USD/CNH extends its losses for the fourth consecutive day, reaching a 13-month low of 7.0782 during the Asian hours on Wednesday. The pair depreciates as the US Dollar (USD) comes under pressure, with softer United States (US) economic data boosting expectations of a Federal Reserve (Fed) rate cut in December.
The CME FedWatch Tool suggests that markets are now pricing in more than 84% odds that the Fed will cut its benchmark overnight borrowing rate by 25 basis points (bps) at its December meeting, up from 50% probability that markets priced a week ago.
The US Census Bureau released US Retail Sales on Tuesday, which rose by 0.2% month-over-month (MoM) in September, slowing from the 0.6% increase seen in August, indicating more cautious consumer spending. Retail Sales Control Group declined 0.1%, against the expectations of a 0.3% rise and the previous 0.6% growth. Separately, the Conference Board reported a sharp deterioration in household sentiment, with Consumer Confidence sliding 6.8 points to 88.7 in November from 95.5 in October.
The US Producer Price Index (PPI) remained steady at 2.7% year-over-year in September, matching expectations and August’s reading and suggesting that inflationary pressures have stabilized. Core PPI eased to 2.6% from 2.9%, undershooting forecasts of 2.7%.
China’s central bank set a slightly stronger daily Chinese Yuan fixing on Wednesday, reinforcing its steady approach to managing currency movements amid shifting global financial conditions. The daily fixing acts as the midpoint around which the Yuan can trade, allowing a 2% move in either direction in the onshore market.
A stronger fixing is often viewed as an indication of policy intent, either to guide the Yuan movement or to curb excessive fluctuations. As Beijing maintains a firm hand on the exchange-rate regime, the latest adjustment underscores its focus on preserving orderly market conditions.
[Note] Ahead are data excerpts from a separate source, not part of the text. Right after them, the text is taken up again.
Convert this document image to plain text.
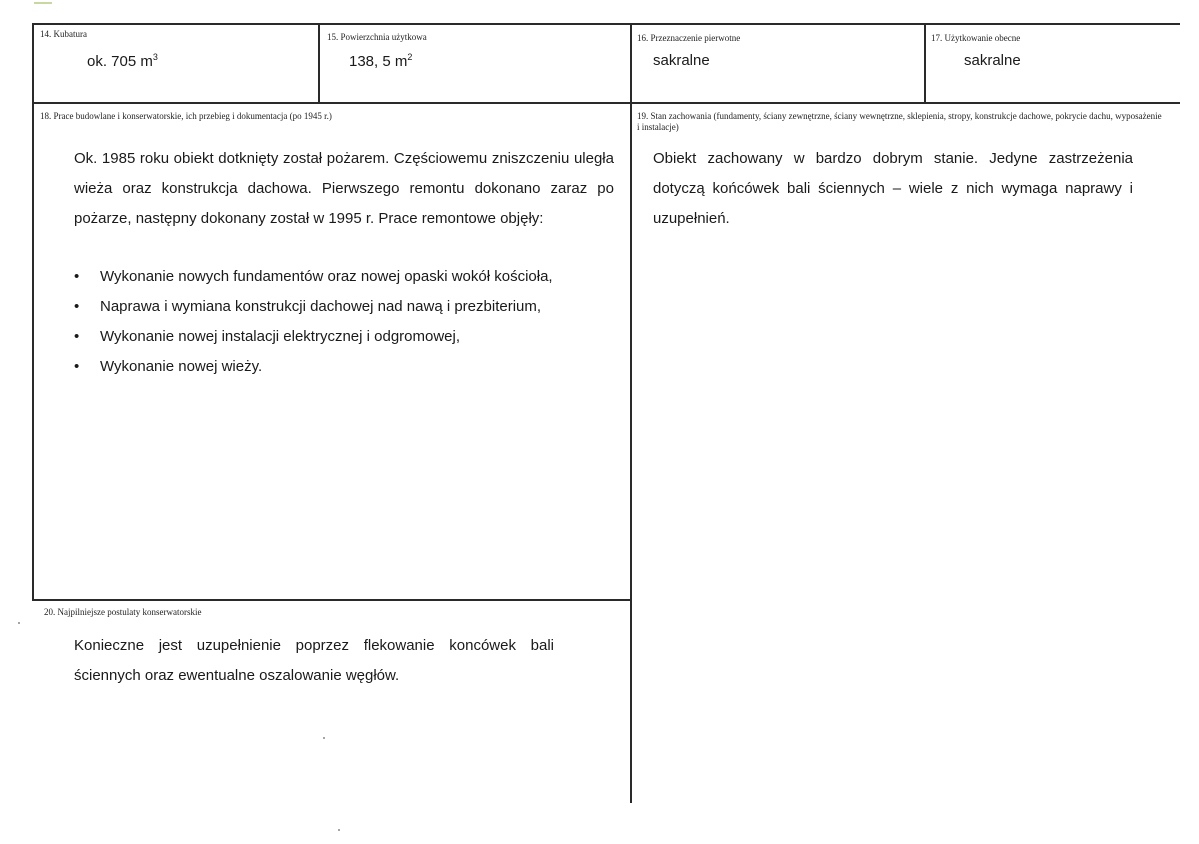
14. Kubatura
ok. 705 $m^3$
15. Powierzchnia użytkowa
138, 5 $m^2$
16. Przeznaczenie pierwotne
sakralne
17. Użytkowanie obecne
sakralne
18. Prace budowlane i konserwatorskie, ich przebieg i dokumentacja (po 1945 r.)

Ok. 1985 roku obiekt dotknięty został pożarem. Częściowemu zniszczeniu uległa wieża oraz konstrukcja dachowa. Pierwszego remontu dokonano zaraz po pożarze, następny dokonany został w 1995 r. Prace remontowe objęły:

• Wykonanie nowych fundamentów oraz nowej opaski wokół kościoła,
• Naprawa i wymiana konstrukcji dachowej nad nawą i prezbiterium,
• Wykonanie nowej instalacji elektrycznej i odgromowej,
• Wykonanie nowej wieży.
19. Stan zachowania (fundamenty, ściany zewnętrzne, ściany wewnętrzne, sklepienia, stropy, konstrukcje dachowe, pokrycie dachu, wyposażenie i instalacje)

Obiekt zachowany w bardzo dobrym stanie. Jedyne zastrzeżenia dotyczą końcówek bali ściennych – wiele z nich wymaga naprawy i uzupełnień.

20. Najpilniejsze postulaty konserwatorskie

Konieczne jest uzupełnienie poprzez flekowanie koncówek bali ściennych oraz ewentualne oszalowanie węgłów.
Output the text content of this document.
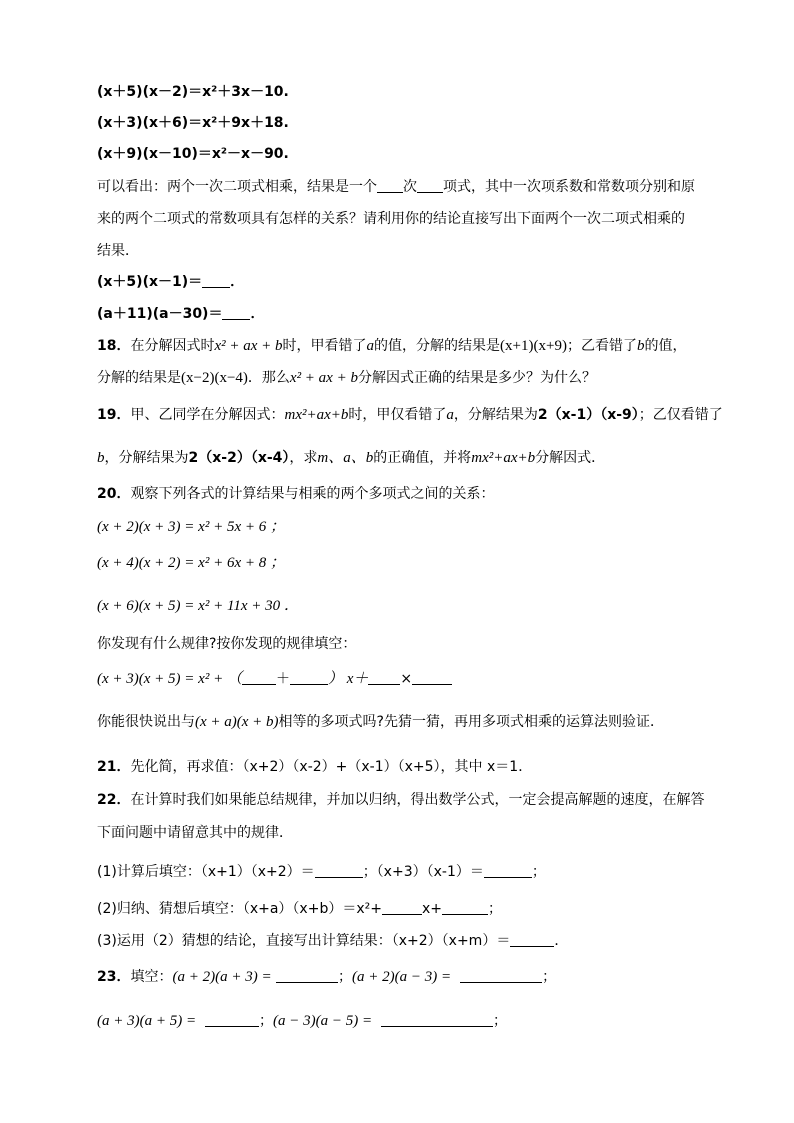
(x＋5)(x－2)＝x²＋3x－10.
(x＋3)(x＋6)＝x²＋9x＋18.
(x＋9)(x－10)＝x²－x－90.
可以看出：两个一次二项式相乘，结果是一个 次 项式，其中一次项系数和常数项分别和原
来的两个二项式的常数项具有怎样的关系？请利用你的结论直接写出下面两个一次二项式相乘的
结果．
(x＋5)(x－1)＝ ．
(a＋11)(a－30)＝ ．
18．在分解因式时x² + ax + b时，甲看错了a的值，分解的结果是(x+1)(x+9)；乙看错了b的值，
分解的结果是(x−2)(x−4)．那么x² + ax + b分解因式正确的结果是多少？为什么？
19．甲、乙同学在分解因式：mx²+ax+b时，甲仅看错了a，分解结果为2（x-1）（x-9）；乙仅看错了
b，分解结果为2（x-2）（x-4），求m、a、b的正确值，并将mx²+ax+b分解因式．
20．观察下列各式的计算结果与相乘的两个多项式之间的关系：
(x + 2)(x + 3) = x² + 5x + 6 ；
(x + 4)(x + 2) = x² + 6x + 8 ；
(x + 6)(x + 5) = x² + 11x + 30 ．
你发现有什么规律?按你发现的规律填空：
(x + 3)(x + 5) = x² + （ ＋	） x＋ ×
你能很快说出与(x + a)(x + b)相等的多项式吗?先猜一猜，再用多项式相乘的运算法则验证．
21．先化简，再求值：（x+2）（x-2）+（x-1）（x+5），其中 x＝1．
22．在计算时我们如果能总结规律，并加以归纳，得出数学公式，一定会提高解题的速度，在解答
下面问题中请留意其中的规律．
(1)计算后填空：（x+1）（x+2）＝	；（x+3）（x-1）＝	；
(2)归纳、猜想后填空：（x+a）（x+b）＝x²+	x+	；
(3)运用（2）猜想的结论，直接写出计算结果：（x+2）（x+m）＝	．
23．填空：(a + 2)(a + 3) =	；(a + 2)(a − 3) =	；
(a + 3)(a + 5) =	；(a − 3)(a − 5) =	；
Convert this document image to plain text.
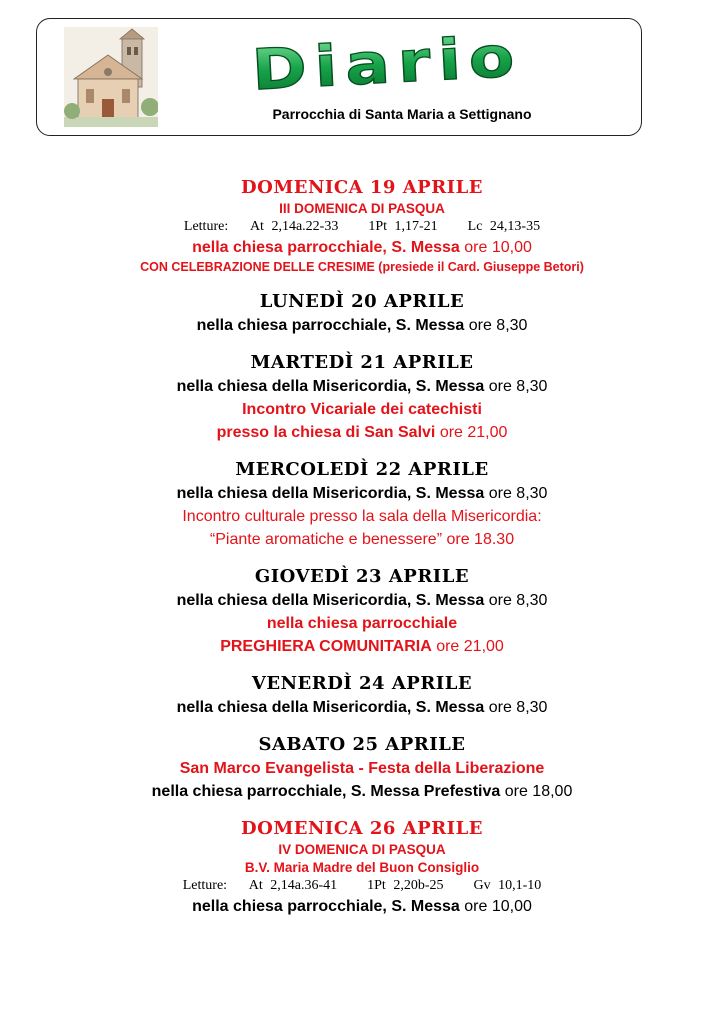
Diario
Parrocchia di Santa Maria a Settignano
DOMENICA 19 APRILE
III DOMENICA DI PASQUA
Letture:   At 2,14a.22-33    1Pt 1,17-21    Lc 24,13-35
nella chiesa parrocchiale, S. Messa ore 10,00
CON CELEBRAZIONE DELLE CRESIME (presiede il Card. Giuseppe Betori)
LUNEDÌ 20 APRILE
nella chiesa parrocchiale, S. Messa ore 8,30
MARTEDÌ 21 APRILE
nella chiesa della Misericordia, S. Messa ore 8,30
Incontro Vicariale dei catechisti
presso la chiesa di San Salvi ore 21,00
MERCOLEDÌ 22 APRILE
nella chiesa della Misericordia, S. Messa ore 8,30
Incontro culturale presso la sala della Misericordia:
“Piante aromatiche e benessere” ore 18.30
GIOVEDÌ 23 APRILE
nella chiesa della Misericordia, S. Messa ore 8,30
nella chiesa parrocchiale
PREGHIERA COMUNITARIA ore 21,00
VENERDÌ 24 APRILE
nella chiesa della Misericordia, S. Messa ore 8,30
SABATO 25 APRILE
San Marco Evangelista - Festa della Liberazione
nella chiesa parrocchiale, S. Messa Prefestiva ore 18,00
DOMENICA 26 APRILE
IV DOMENICA DI PASQUA
B.V. Maria Madre del Buon Consiglio
Letture:   At 2,14a.36-41    1Pt 2,20b-25    Gv 10,1-10
nella chiesa parrocchiale, S. Messa ore 10,00
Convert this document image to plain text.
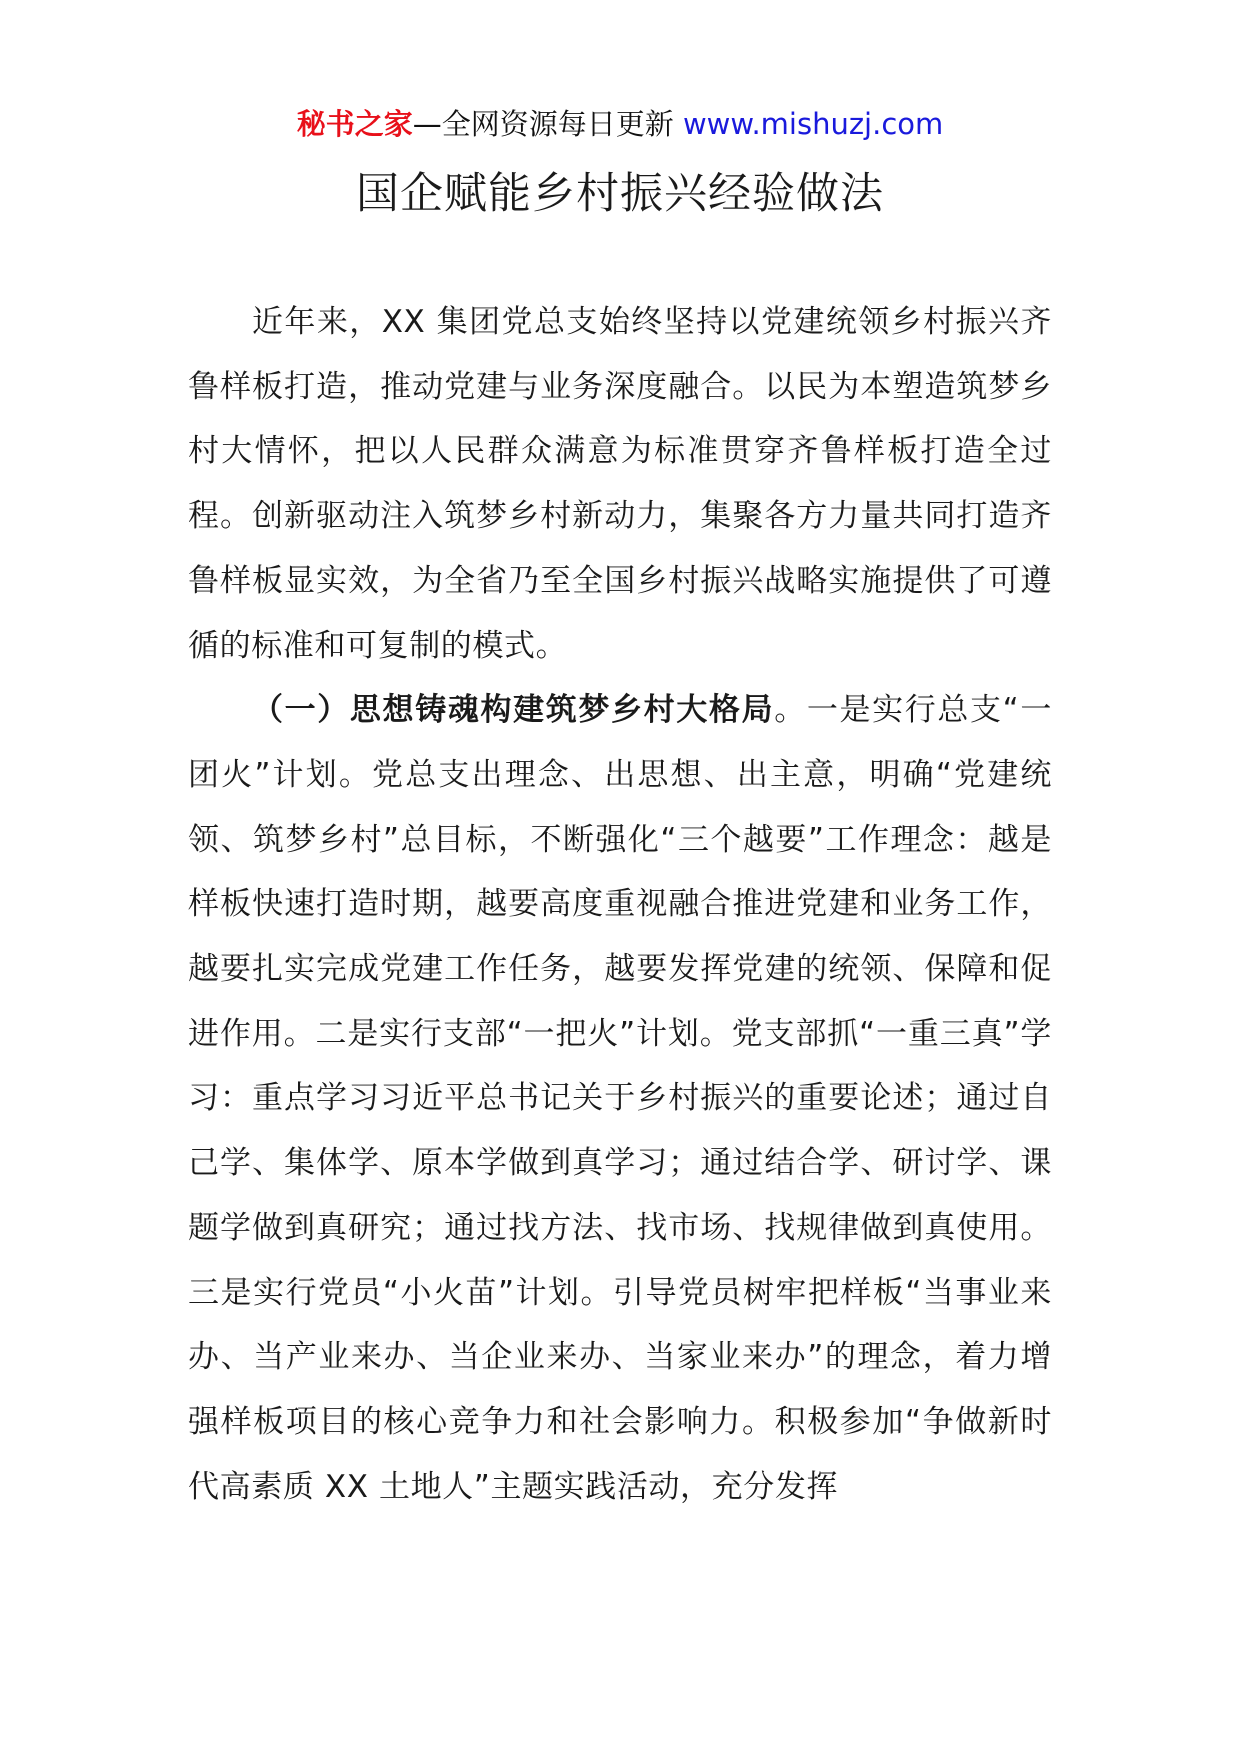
秘书之家—全网资源每日更新 www.mishuzj.com
国企赋能乡村振兴经验做法

近年来，XX 集团党总支始终坚持以党建统领乡村振兴齐鲁样板打造，推动党建与业务深度融合。以民为本塑造筑梦乡村大情怀，把以人民群众满意为标准贯穿齐鲁样板打造全过程。创新驱动注入筑梦乡村新动力，集聚各方力量共同打造齐鲁样板显实效，为全省乃至全国乡村振兴战略实施提供了可遵循的标准和可复制的模式。

（一）思想铸魂构建筑梦乡村大格局。一是实行总支“一团火”计划。党总支出理念、出思想、出主意，明确“党建统领、筑梦乡村”总目标，不断强化“三个越要”工作理念：越是样板快速打造时期，越要高度重视融合推进党建和业务工作，越要扎实完成党建工作任务，越要发挥党建的统领、保障和促进作用。二是实行支部“一把火”计划。党支部抓“一重三真”学习：重点学习习近平总书记关于乡村振兴的重要论述；通过自己学、集体学、原本学做到真学习；通过结合学、研讨学、课题学做到真研究；通过找方法、找市场、找规律做到真使用。三是实行党员“小火苗”计划。引导党员树牢把样板“当事业来办、当产业来办、当企业来办、当家业来办”的理念，着力增强样板项目的核心竞争力和社会影响力。积极参加“争做新时代高素质 XX 土地人”主题实践活动，充分发挥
According to two traders familiar with the matter, China has purchased at least 10 cargoes of US soybeans, worth roughly $300 million, in deals signed since Tuesday. The unusually large volume comes just a day after the two presidents held a phone call, and marks a continuation of China’s recent surge in soybean buying amid a thaw in US-China trade relations.
US-China Trade War FAQs
Generally speaking, a trade war is an economic conflict between two or more countries due to extreme protectionism on one end. It implies the creation of trade barriers, such as tariffs, which result in counter-barriers, escalating import costs, and hence the cost of living.
An economic conflict between the United States (US) and China began early in 2018, when President Donald Trump set trade barriers on China, claiming unfair commercial practices and intellectual property theft from the Asian giant. China took retaliatory action, imposing tariffs on multiple US goods, such as automobiles and soybeans. Tensions escalated until the two countries signed the US-China Phase One trade deal in January 2020. The agreement required structural reforms and other changes to China’s economic and trade regime and pretended to restore stability and trust between the two nations. However, the Coronavirus pandemic took the focus out of the conflict. Yet, it is worth mentioning that President Joe Biden, who took office after Trump, kept tariffs in place and even added some additional levies.
The return of Donald Trump to the White House as the 47th US President has sparked a fresh wave of tensions between the two countries. During the 2024 election campaign, Trump pledged to impose 60% tariffs on China once he returned to office, which he did on January 20, 2025. With Trump back, the US-China trade war is meant to resume where it was left, with tit-for-tat policies affecting the global economic landscape amid disruptions in global supply chains, resulting in a reduction in spending, particularly investment, and directly feeding into the Consumer Price Index inflation.